Cliveden of the National Trust
1 Dec 2016
Cliveden of the National Trust is an eighteenth-century historic house and the site of the 1777 Battle of Germantown. Cliveden's site includes two historic properties on over five acres of green space in Philadelphia's Historic Germantown. A National Historic Landmark, Cliveden was the summer home of prominent Colonial attorney Benjamin Chew. Following the discovery of records describing the Chew family's slaveholding, Cliveden began a process of reinterpretation that considers the relationship between wealth, privilege, and slavery in early American culture. Center support for Cliveden has included a 2009 Project grant for an adaptive reuse of Upsala, a historic home on the Cliveden site; a reinterpretation of the site based on extensive evidence of the Chew family's slaveholding; and a historical interpretation project to compare domestic life in two centuries through the exploration of the site's 1767 and 1959 kitchens.

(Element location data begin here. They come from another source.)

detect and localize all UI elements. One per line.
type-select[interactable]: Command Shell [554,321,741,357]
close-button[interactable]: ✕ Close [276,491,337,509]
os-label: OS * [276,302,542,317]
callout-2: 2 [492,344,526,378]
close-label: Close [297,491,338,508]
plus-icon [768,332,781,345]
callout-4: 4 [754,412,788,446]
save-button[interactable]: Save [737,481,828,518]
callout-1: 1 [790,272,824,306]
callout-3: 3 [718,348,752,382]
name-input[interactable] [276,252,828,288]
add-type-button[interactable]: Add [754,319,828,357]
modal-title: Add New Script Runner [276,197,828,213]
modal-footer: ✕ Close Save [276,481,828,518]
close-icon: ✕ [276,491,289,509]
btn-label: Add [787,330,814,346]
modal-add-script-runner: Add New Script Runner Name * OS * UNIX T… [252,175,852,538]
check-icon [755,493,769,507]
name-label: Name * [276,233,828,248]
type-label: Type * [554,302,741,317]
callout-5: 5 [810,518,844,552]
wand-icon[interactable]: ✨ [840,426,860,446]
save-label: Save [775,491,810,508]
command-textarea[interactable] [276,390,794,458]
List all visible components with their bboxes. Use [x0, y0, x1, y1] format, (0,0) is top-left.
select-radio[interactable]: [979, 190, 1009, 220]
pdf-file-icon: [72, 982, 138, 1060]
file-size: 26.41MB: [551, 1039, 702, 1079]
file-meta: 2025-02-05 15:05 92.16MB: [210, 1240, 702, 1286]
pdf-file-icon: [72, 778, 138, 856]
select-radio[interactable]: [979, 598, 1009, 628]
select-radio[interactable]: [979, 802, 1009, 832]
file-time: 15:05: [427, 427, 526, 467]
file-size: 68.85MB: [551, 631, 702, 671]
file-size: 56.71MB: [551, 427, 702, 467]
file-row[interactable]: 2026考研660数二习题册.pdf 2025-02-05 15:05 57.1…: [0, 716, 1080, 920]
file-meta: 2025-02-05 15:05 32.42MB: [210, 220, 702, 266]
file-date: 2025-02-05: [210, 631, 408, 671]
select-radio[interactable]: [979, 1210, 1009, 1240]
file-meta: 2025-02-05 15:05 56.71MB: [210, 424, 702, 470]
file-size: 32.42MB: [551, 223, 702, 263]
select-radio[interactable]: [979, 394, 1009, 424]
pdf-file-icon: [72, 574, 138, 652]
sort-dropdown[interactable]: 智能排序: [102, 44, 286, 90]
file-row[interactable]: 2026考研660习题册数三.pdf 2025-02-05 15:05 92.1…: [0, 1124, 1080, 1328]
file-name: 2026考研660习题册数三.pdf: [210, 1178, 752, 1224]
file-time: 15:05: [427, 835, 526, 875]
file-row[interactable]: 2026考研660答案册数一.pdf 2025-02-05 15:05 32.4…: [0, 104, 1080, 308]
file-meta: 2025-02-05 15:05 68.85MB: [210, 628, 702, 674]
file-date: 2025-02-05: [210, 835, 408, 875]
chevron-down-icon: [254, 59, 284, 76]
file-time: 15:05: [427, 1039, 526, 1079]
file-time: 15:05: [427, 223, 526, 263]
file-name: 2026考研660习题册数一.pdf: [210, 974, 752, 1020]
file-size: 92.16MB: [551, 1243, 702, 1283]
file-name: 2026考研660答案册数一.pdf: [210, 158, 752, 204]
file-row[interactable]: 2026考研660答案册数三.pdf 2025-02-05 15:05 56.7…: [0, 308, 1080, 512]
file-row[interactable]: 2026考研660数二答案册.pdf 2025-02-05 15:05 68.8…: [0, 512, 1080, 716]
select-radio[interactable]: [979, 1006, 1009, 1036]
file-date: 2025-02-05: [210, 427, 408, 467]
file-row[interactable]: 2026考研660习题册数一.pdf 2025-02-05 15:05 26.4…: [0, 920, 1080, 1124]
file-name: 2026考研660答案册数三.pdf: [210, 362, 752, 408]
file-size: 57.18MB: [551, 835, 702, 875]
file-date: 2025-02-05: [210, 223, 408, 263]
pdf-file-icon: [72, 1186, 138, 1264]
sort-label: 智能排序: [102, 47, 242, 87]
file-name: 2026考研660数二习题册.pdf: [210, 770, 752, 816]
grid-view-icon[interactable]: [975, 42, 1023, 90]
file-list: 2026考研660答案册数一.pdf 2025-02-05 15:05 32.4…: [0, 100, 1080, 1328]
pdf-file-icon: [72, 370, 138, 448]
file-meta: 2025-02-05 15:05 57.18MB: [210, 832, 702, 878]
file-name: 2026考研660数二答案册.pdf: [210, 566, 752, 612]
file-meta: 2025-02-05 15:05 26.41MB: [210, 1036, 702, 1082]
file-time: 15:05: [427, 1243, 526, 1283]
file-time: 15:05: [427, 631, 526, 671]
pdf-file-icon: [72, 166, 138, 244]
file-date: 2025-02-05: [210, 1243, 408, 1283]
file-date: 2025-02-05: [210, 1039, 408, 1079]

In 2019, Cliveden received a Discovery grant to explore community responses to its interpretation of Revolutionary-era history in the context of modern-day gun violence. In 2021, Cliveden received a collaborative Re:imagining Recovery grant, along with Stenton and Historic Germanton, to consider how an 18-member consortium of historic sites in Northwest Philadelphia can leverage shared resources to strengthen community relationships.